Members of the McDole family had their opportunity to discuss use of force policy changes with Wilmington police on Tuesday.
The McDole family members planned to speak alongside their lawyers afterwards – but attorney Tom Neuberger says they weren’t up for it after meeting with Wilmington police Tuesday afternoon.
After speaking to family members and Chief Bobby Cummings, Neuberger is cautiously optimistic changes are being made to the police department’s policies.
“It appears that Jeremy McDole will not have died in vain," Neuberger said. "The loss of his life – while it was tragic – will ensure greater protections for minority members and the poor who encounter Wilmington police officers on the street.”
Neuberger adds Cummings informed him the police department plans to adopt an objective use of force standard – modeled after similar policies being adopted in Seattle and Cleveland.
“This means that no officer can say: I was afraid, I thought I needed to use my weapon," Neuberger said. "Instead, when considering all the circumstances, a reasonable person will have to agree that the officer was entitled to use force.”

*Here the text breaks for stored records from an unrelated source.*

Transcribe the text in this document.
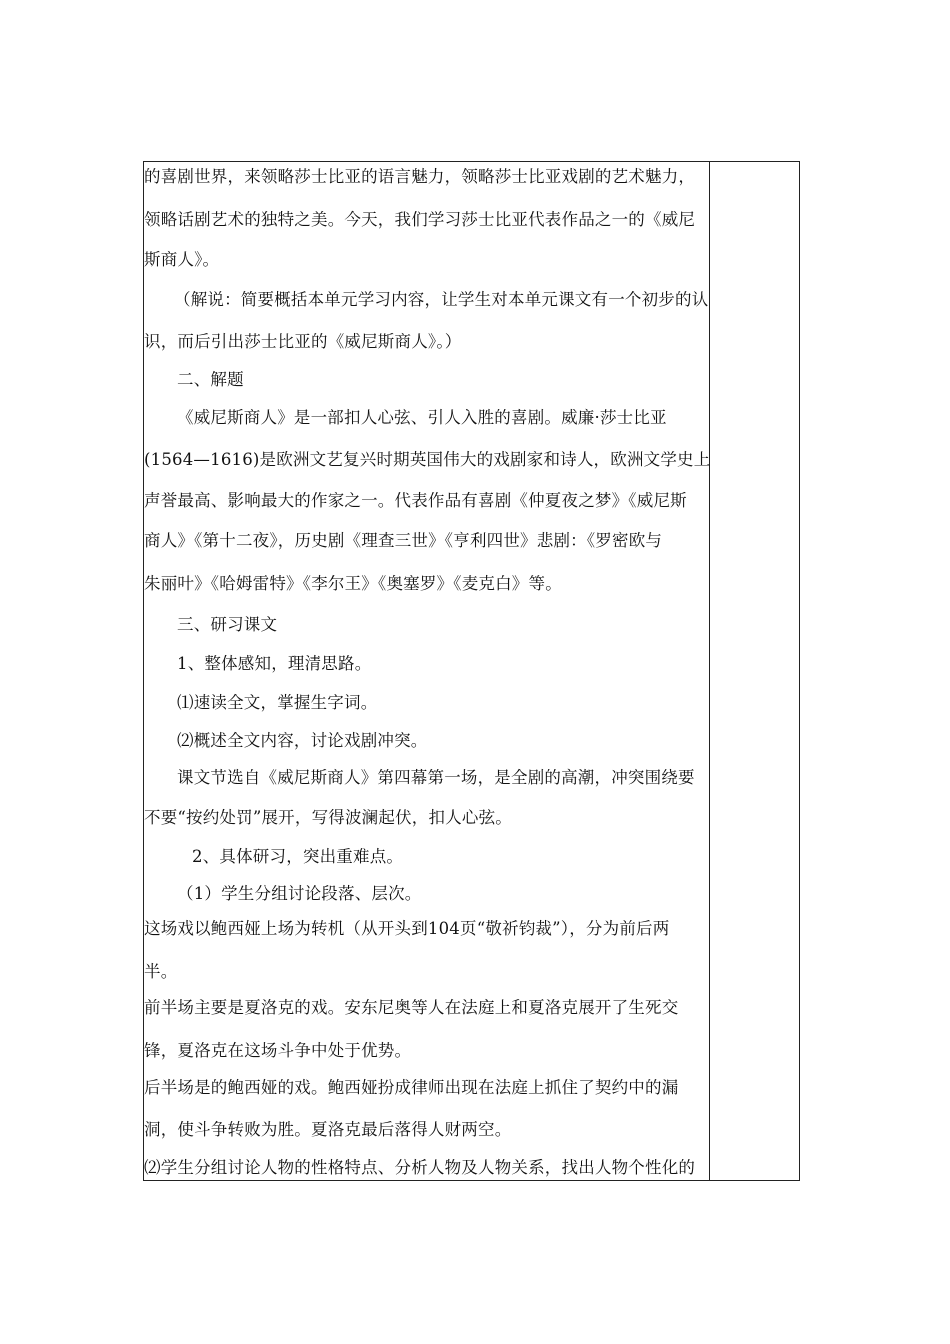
的喜剧世界，来领略莎士比亚的语言魅力，领略莎士比亚戏剧的艺术魅力，
领略话剧艺术的独特之美。今天，我们学习莎士比亚代表作品之一的《威尼
斯商人》。
（解说：简要概括本单元学习内容，让学生对本单元课文有一个初步的认
识，而后引出莎士比亚的《威尼斯商人》。）
二、解题
《威尼斯商人》是一部扣人心弦、引人入胜的喜剧。威廉·莎士比亚
(1564—1616)是欧洲文艺复兴时期英国伟大的戏剧家和诗人，欧洲文学史上
声誉最高、影响最大的作家之一。代表作品有喜剧《仲夏夜之梦》《威尼斯
商人》《第十二夜》，历史剧《理查三世》《亨利四世》悲剧：《罗密欧与
朱丽叶》《哈姆雷特》《李尔王》《奥塞罗》《麦克白》等。
三、研习课文
1、整体感知，理清思路。
⑴速读全文，掌握生字词。
⑵概述全文内容，讨论戏剧冲突。
课文节选自《威尼斯商人》第四幕第一场，是全剧的高潮，冲突围绕要
不要“按约处罚”展开，写得波澜起伏，扣人心弦。
2、具体研习，突出重难点。
（1）学生分组讨论段落、层次。
这场戏以鲍西娅上场为转机（从开头到104页“敬祈钧裁”），分为前后两
半。
前半场主要是夏洛克的戏。安东尼奥等人在法庭上和夏洛克展开了生死交
锋，夏洛克在这场斗争中处于优势。
后半场是的鲍西娅的戏。鲍西娅扮成律师出现在法庭上抓住了契约中的漏
洞，使斗争转败为胜。夏洛克最后落得人财两空。
⑵学生分组讨论人物的性格特点、分析人物及人物关系，找出人物个性化的
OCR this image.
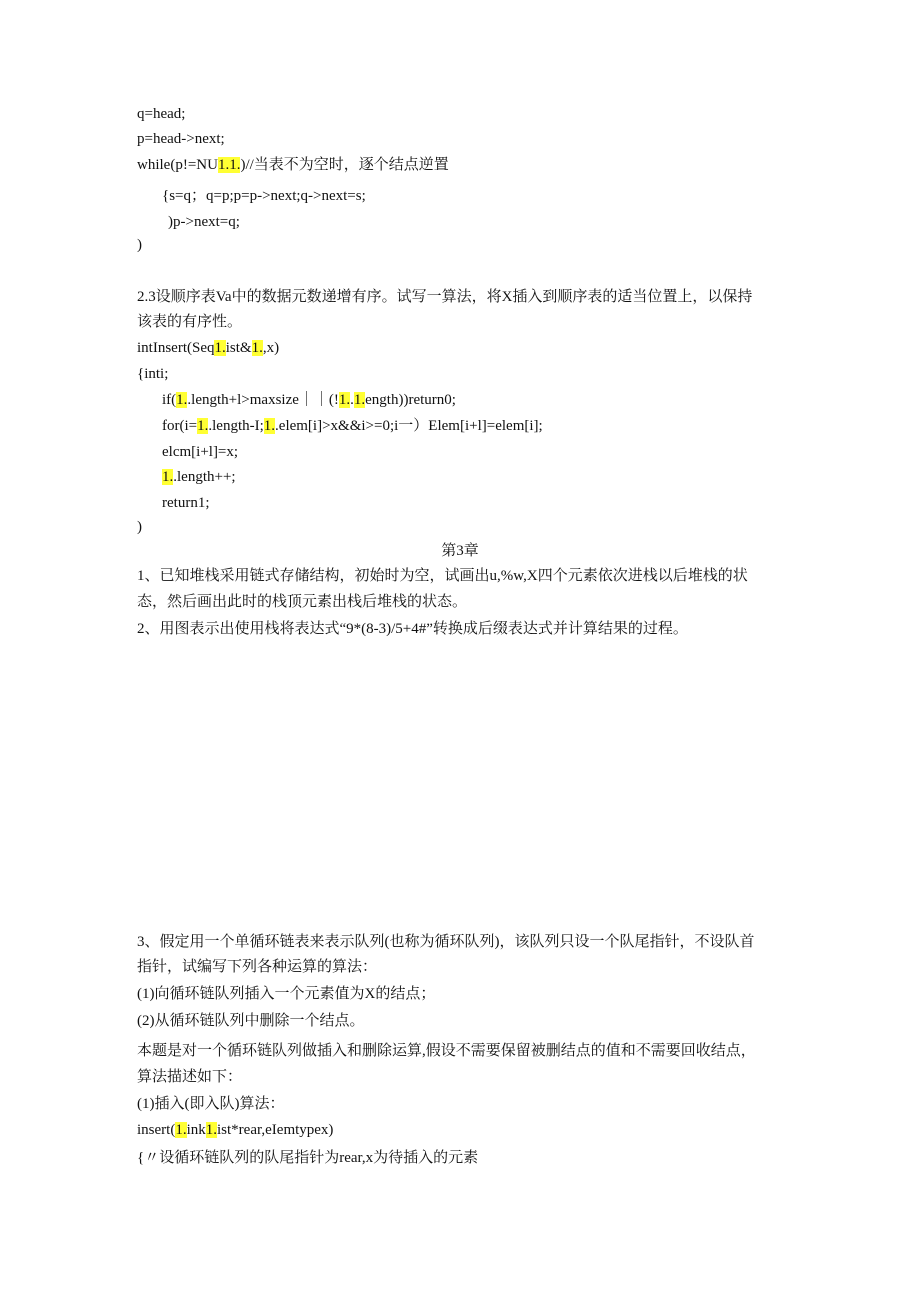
q=head;
p=head->next;
while(p!=NU1.1.)//当表不为空时，逐个结点逆置
{s=q；q=p;p=p->next;q->next=s;
)p->next=q;
)
2.3设顺序表Va中的数据元数递增有序。试写一算法，将X插入到顺序表的适当位置上，以保持
该表的有序性。
intInsert(Seq1.ist&1.,x)
{inti;
if(1..length+l>maxsize｜｜(!1..1.ength))return0;
for(i=1..length-I;1..elem[i]>x&&i>=0;i一）Elem[i+l]=elem[i];
elcm[i+l]=x;
1..length++;
return1;
)
第3章
1、已知堆栈采用链式存储结构，初始时为空，试画出u,%w,X四个元素依次进栈以后堆栈的状
态，然后画出此时的栈顶元素出栈后堆栈的状态。
2、用图表示出使用栈将表达式“9*(8-3)/5+4#”转换成后缀表达式并计算结果的过程。
3、假定用一个单循环链表来表示队列(也称为循环队列)，该队列只设一个队尾指针，不设队首
指针，试编写下列各种运算的算法：
(1)向循环链队列插入一个元素值为X的结点；
(2)从循环链队列中删除一个结点。
本题是对一个循环链队列做插入和删除运算,假设不需要保留被删结点的值和不需要回收结点，
算法描述如下：
(1)插入(即入队)算法：
insert(1.ink1.ist*rear,eIemtypex)
{〃设循环链队列的队尾指针为rear,x为待插入的元素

Neuberger says the current policy is too subjective.
“So this gives patrolmen on the police anywhere a license to kill," Neuberger said. "Because you can always say when you’re being investigated: I feared for my life and I thought I had to shoot him. Even if it’s a little boy with a water pistol.”
Neuberger says he and McDole family members are waiting to see the new policy in writing. Mayor Purzycki’s spokesman John Rago says the use of force policy hasn’t been finalized yet.
Neuberger says Cummings also told him the police department plans to require 6.5 annual hours of officer training on topics including mental health and de-escalation - but it’s unclear when that will begin.
The McDole family couldn't be reached for comments Tuesday, but Neuberger said there won’t be any further meetings between the McDole family and Wilmington police.